Orowe la interruppe con un gesto perentorio della mano.
“Questo è troppo anche per me, piccola mia. Mi spiace.”
Si abbracciarono.
Una luce intensissima invase lo spazio intorno a loro, dove prima c’era solo il nulla.
“Vedi? E’ il segno che è la scelta giusta.”, disse Orowe, e a Maya parve di vedergli compiere un gesto repentino con la mano approfittando della fortissima luce, come per asciugarsi gli occhi dalle lacrime.
“Allora…Addio, Padre”.
“Arrivederci, figlia mia. Veglierò su di te e su di lui. Veglierò su di voi”.
Stavano per abbracciarsi nuovamente, quando la luce si spense improvvisamente.
Il vuoto tornò a riempire quella realtà priva di tempo e spazio.
Orowe rimase ancora un istante immobile, in silenzio.
Pensò all’ultima frase detta a sua figlia: per la prima ed ultima volta le aveva mentito. Avrebbe dovuto dirle ‘Ti voglio bene’, e invece l’ultimo saluto alla persona più importante della sua vita era stata una bugia.
Una volta compiuta la scelta, Orowe non avrebbe potuto più seguire Maya, mai più: non gli era concesso. Neanche a lui.
Pensò per un attimo di chiedere una grazia, uno strappo alle regole.
Non aveva mai provato uno strazio simile, un dolore indefinibile e diffuso.
Il dolore è un sentimento umano, adatto a essere viventi a termine, si disse.

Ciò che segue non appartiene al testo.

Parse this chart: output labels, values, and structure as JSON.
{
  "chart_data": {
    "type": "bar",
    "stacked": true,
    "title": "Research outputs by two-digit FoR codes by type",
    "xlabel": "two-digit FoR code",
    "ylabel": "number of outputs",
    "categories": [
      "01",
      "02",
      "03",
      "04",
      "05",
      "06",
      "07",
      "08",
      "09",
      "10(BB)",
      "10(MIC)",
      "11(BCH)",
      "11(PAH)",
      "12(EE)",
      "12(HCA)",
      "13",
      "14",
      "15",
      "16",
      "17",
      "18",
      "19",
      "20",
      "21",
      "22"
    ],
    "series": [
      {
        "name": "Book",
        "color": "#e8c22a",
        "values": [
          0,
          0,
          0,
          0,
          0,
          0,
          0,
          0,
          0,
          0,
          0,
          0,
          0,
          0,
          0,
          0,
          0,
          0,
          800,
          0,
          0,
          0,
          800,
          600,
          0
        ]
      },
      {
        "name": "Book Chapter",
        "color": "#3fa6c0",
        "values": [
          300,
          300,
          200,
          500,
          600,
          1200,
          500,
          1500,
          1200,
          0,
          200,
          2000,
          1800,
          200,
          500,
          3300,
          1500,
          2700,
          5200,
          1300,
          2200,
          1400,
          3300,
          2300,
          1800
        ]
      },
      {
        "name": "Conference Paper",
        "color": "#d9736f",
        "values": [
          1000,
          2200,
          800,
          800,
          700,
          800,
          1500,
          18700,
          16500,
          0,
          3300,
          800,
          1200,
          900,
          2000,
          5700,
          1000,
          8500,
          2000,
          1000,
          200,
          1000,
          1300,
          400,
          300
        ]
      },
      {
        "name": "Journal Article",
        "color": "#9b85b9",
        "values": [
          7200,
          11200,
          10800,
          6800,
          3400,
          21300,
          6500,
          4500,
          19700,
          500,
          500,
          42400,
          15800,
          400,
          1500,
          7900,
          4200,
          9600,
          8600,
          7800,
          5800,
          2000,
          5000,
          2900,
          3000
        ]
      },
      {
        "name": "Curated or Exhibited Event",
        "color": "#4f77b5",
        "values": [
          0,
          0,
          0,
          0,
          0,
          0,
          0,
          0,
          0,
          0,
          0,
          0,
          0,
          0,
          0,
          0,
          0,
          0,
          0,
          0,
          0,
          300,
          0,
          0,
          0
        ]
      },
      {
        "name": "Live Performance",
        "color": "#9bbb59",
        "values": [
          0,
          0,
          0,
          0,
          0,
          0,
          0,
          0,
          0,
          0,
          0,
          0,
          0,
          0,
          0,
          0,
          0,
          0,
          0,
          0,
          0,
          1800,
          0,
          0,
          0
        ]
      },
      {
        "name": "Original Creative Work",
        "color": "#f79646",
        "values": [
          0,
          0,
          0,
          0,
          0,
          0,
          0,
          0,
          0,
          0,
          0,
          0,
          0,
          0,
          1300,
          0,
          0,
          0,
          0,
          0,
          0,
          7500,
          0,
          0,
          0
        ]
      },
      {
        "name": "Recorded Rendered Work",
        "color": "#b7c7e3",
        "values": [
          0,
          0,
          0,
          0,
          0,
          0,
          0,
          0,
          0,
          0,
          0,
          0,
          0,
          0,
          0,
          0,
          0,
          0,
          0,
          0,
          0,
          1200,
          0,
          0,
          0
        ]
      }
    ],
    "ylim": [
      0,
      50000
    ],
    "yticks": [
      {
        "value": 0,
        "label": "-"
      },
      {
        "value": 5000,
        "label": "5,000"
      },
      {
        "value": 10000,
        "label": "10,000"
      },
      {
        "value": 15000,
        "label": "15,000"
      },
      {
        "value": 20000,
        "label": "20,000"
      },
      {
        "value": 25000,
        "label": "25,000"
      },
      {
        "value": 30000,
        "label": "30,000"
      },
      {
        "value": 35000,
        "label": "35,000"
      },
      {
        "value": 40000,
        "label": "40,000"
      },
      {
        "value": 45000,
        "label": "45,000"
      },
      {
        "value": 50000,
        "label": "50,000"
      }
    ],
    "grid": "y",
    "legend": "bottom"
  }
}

Esseri di rango inferiore, senza dubbio.
Però, per un attimo, provò un senso di profonda ammirazione e stima per quegli esseri inferiori: quanta forza ci voleva per sopportare quelle ondate di dolore senza rimedio? Tanta. Troppa.
Forse non erano poi tanto inferiori, questi mortali.
Sospirò, mentre si apprestava a tornare al suo sempiterno lavoro: non c’erano strappi alle regole. C’erano solo regole.
Per l’ultima volta pensò a Maya, e provò un incredibile moto di invidia all’idea che in quel preciso momento due persone, sulla Terra, stavano coronando il loro sogno con la nascita della loro prima figlia. Una figlia speciale.
Era certo che l’avrebbero chiamata Maya. E che le avrebbero voluto bene più della loro stessa vita. La loro unica vita.
Dominò l’ultima ondata di dolore, anche se non potè evitare che una lacrima gli sfuggisse dal viso e si perdesse nel vuoto.
Orowe scomparve, tornando al suo sempiterno lavoro.
Quella unica piccola lacrima, però, avrebbe presto riempito quel vuoto cosmico. Al suo interno vi era la vita, ed una storia intensa.
Abbastanza per creare un nuovo mondo.